It’s a GC tuned for imperative languages that prefer mutation over allocation, which is the exact inverse of what BEAM needs.
OpenJDK's GCs do have elaborate mechanisms to support mutation, but if they're unused they impose no extra overhead.
I think you may be missing the point. What the JVM doesn't have is elaborate optimizations to support copies, e.g. a generational GC.
This is a good point, thanks! I will extend the topic or maybe will be better to provide new topic as continuation of the current topic - since putting everything in one article can be difficult to understand and will increase the article itself, making it more difficult to read.
> the price of more copying.

More copying if you pass values between processes. Honestly it would be really cool if you could mark off certain values that you know you're going to pass around and put them in a heap like the global binary heap.
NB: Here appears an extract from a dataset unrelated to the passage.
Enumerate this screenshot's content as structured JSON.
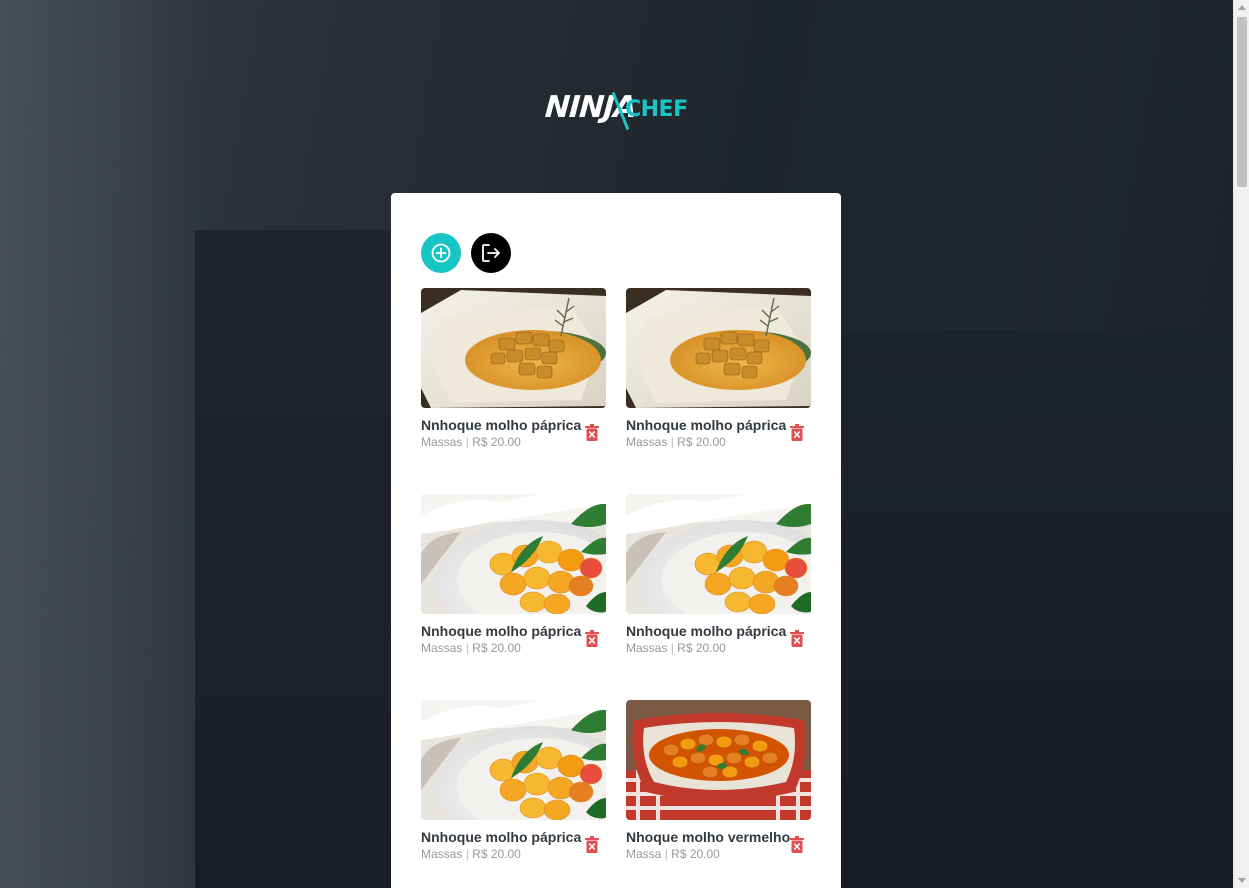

there are lots of foot guns for the user with this model. because transferring data between processes involves copying this can become a problem. Erlang tries to optimise the handling of large binaries by using a separate reference counted heap. however, this introduces another set of issues where memory is 'leaked' because a smaller binary is holding a reference to a larger binary or because processes that have not been GC'd have not decremented the ref count of large binaries in the heap that they no longer user.
You literally listed the two biggest footguns and claimed there are "lots" of footguns. That really is it.